1. Cognitive Behavioral Testing on Primates:
   During this phase, we continued the development of three previously validated primate-specific cognitive tasks (SOSS, DMTS, vsPAL) to study the cognitive effects of a small-molecule compound developed by our industrial partner.
   We further developed the "humanized" cognitive behavioral test package paradigm.
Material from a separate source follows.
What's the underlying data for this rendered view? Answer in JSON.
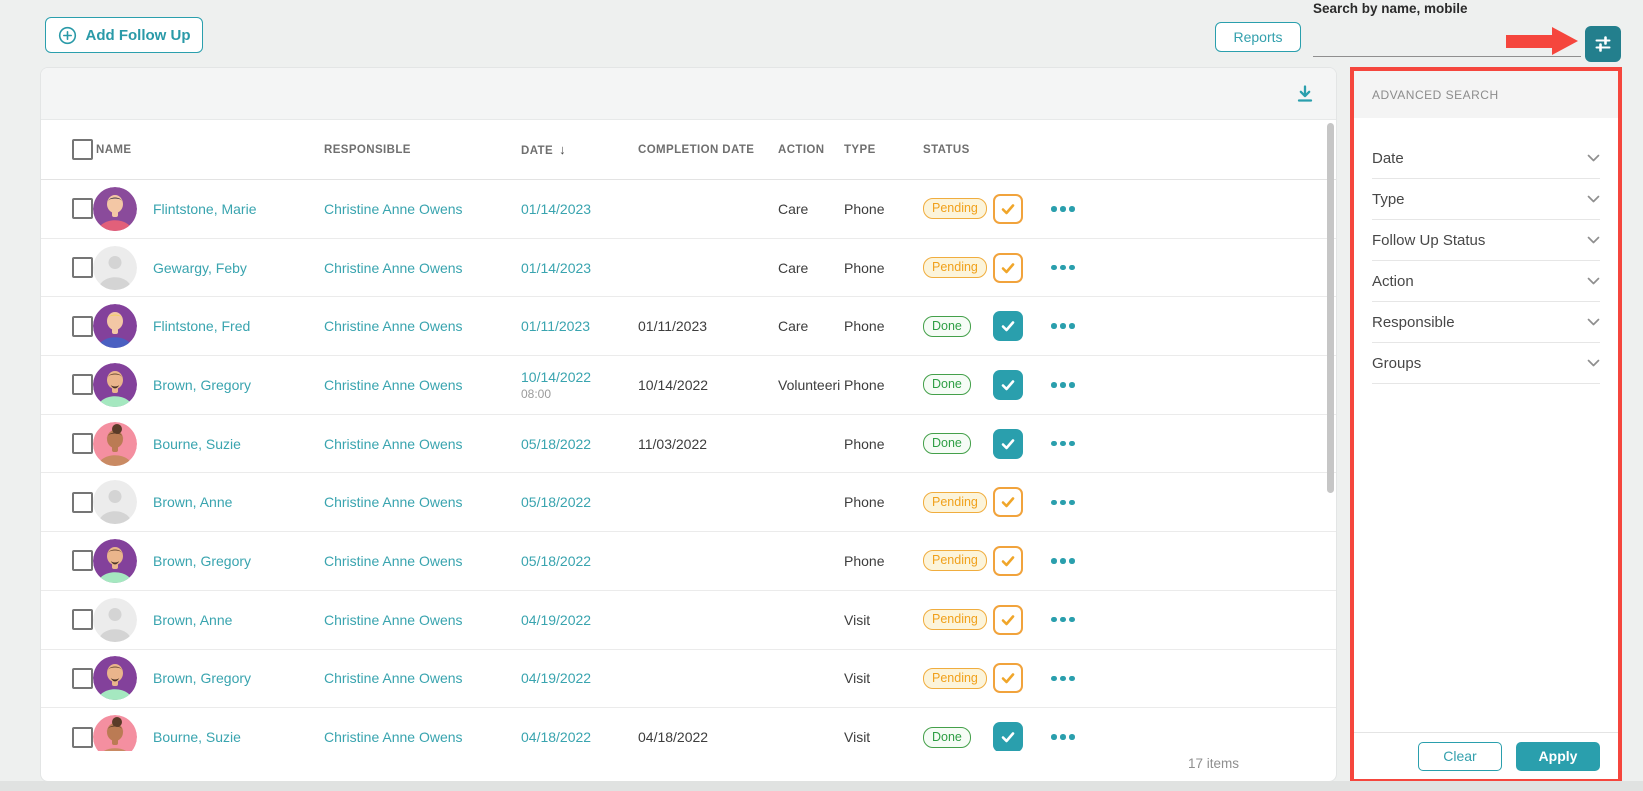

Initially, the animals were trained to switch between test tasks on different days, and later within the same day.
   We demonstrated that random task switching did not affect the animals’ performance, allowing us to create experimental conditions highly similar to those used in human clinical trials (achieving high translational validity).
2. Examination of Cortical Excitability and Virtual Lesion Induction using Transcranial Magnetic Stimulation (TMS) on Primates:
   We continued setting up the paired-pulse inhibition (PPI) protocol and repetitive TMS (rTMS) protocols to externally, non-pharmacologically, and reversibly impair cognitive performance (virtual lesion technique).
   Pilot studies with a small sample size were conducted to assess the protocols.
   We successfully established the PPI protocol, and the optimization of the repetitive stimulation sequence (cTBS) is ongoing.
   During this phase, we received a new TMS device equipped with a coil capable of delivering sham (placebo) pulses and integrated software, enabling double-blind clinical trial protocols.
   Training by the supplier was completed, and internal testing and setup of the device have begun.

II. Organization of the National Research Network:
In accordance with our plans, we have initiated the establishment of a research network centered around the Endre Grastyán Translational Research Center.
During the reporting period, we also prepared a major industrial consortium research proposal, which Richter Gedeon Plc. will submit.

2.3. Expected R&D Results in the Next Reporting Period

I. In Vivo Behavioral Pharmacology Method Development and Drug Efficacy Studies:
We will continue methodological developments and efficacy studies of selected drug candidate compounds that are on the verge of the clinical trial phase, using macaque monkeys.

1. Pharmacokinetic and Cognitive Behavioral Studies on Primates:
   Following previous phases, we plan to utilize the previously validated high-throughput primate-specific cognitive tasks to study small-molecule compounds developed by our industrial partner.
   Over the next six months, we plan to investigate three newly patented compounds.
   During the next phase, we will continue the development of the "humanized" cognitive behavioral test package, initially with random switching between two, then four tasks within a single session.
   If successful, we will begin the pharmacological validation of the paradigm using test compounds known to influence cognitive performance (e.g., transient amnesic agent - scopolamine).
2. Examination of Cortical Excitability and Virtual Lesion Induction using TMS on Primates:
   During this phase, we plan to set up the new TMS stimulation device capable of double-blind testing and begin the pharmacological validation of a new paired-pulse inhibition (PPI) protocol (short-interval cortical inhibition, SICI).
   Additionally, we will continue setting up the rTMS protocol to externally, non-pharmacologically, and reversibly impair cognitive performance in primates (virtual lesion technique).
   Upon successful setup, we will validate the system using the established test package from point 1.

II. Expansion of the National Research Network:
In the next phase, we will continue to expand the research network around the Endre Grastyán Translational Research Center and develop joint research projects with the GTKK and participating partners, aligned with the professional tasks undertaken in TINL.